# Why the last outage?



## Gez (Jun 4, 2003)

Just curious about what caused the problem this time.


----------



## Hand of Evil (Jun 4, 2003)

Arrrrr.  Here at work I have been doing graphs and figures on system availability, no matter how I explain it, no matter what the numbers, management also says it was beyond their control and outside forces! 

That is my take on it...outside forces...yep, going with that.


----------



## Blacksway (Jun 4, 2003)

Blacksway waits to see what other reasons people can come up with, knowing full well he has the answer in the palm of his hand (not literally!)


----------



## rigur (Jun 4, 2003)

Some sort of program update maybe, some board functions have behaved funky.


----------



## Morrus (Jun 4, 2003)

I know, I know!


----------



## Henry (Jun 4, 2003)

MISTER BlackSway!
MISTER Morrus!
That will be quite enough!

Perhaps both of you would like to SHARE your chewing gum with the class?
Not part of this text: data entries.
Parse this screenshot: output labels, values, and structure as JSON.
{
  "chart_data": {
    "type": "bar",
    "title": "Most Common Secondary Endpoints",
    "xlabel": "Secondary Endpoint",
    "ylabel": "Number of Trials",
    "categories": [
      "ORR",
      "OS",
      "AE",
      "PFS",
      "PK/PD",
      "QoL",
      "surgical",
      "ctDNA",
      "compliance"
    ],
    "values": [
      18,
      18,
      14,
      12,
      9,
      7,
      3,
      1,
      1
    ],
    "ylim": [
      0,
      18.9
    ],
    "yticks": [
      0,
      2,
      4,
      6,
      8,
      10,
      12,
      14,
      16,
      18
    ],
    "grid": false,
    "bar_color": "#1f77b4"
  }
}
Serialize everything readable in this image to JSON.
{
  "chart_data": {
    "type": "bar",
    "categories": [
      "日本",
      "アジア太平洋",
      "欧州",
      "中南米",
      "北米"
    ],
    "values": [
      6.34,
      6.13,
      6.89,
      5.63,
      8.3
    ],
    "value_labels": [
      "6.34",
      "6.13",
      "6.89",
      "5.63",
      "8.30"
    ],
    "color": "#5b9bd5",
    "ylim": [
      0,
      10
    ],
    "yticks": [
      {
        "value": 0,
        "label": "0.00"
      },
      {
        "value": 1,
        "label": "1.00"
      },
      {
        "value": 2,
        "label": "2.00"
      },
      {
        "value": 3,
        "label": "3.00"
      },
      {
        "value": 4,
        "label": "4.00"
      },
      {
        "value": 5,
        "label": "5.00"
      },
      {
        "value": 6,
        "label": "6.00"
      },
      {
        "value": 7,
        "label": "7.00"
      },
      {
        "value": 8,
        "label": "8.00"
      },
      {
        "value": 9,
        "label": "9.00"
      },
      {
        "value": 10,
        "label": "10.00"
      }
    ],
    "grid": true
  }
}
Hmmm?


----------



## Mathew_Freeman (Jun 4, 2003)

Argh! The database errors! Please make them stop! 

Hope it's something not-expensive, guys. And thanks for working hard to sort it out.

You did work hard to sort it out, I presume?


----------



## alsih2o (Jun 4, 2003)

everythign is still kinda screwy tho, people responses are not showing up in the forum tally


----------



## Blacksway (Jun 4, 2003)

oh dear.. thought i'd fixed it...


trying again...


----------



## Ravellion (Jun 4, 2003)

Or on the 'last poster' field either. It's quite hard to keep track of threads this way (Non accusatory, really!).


----------



## Piratecat (Jun 4, 2003)

Blacksway, do you want me to close the boards while you fix this?


----------



## Blacksway (Jun 4, 2003)

Might help - the fix is taking quote a while to run... I'll turn it back on when I'm done!


----------



## Ravellion (Jun 4, 2003)

Or on the 'last poster' field either. It's quite hard to keep track of threads this way (Non accusatory, really!).


----------



## Blacksway (Jun 4, 2003)

Boards should be back up now - hopefully thats it fixed!


----------



## Mathew_Freeman (Jun 4, 2003)

Thanks very much! All better now...


----------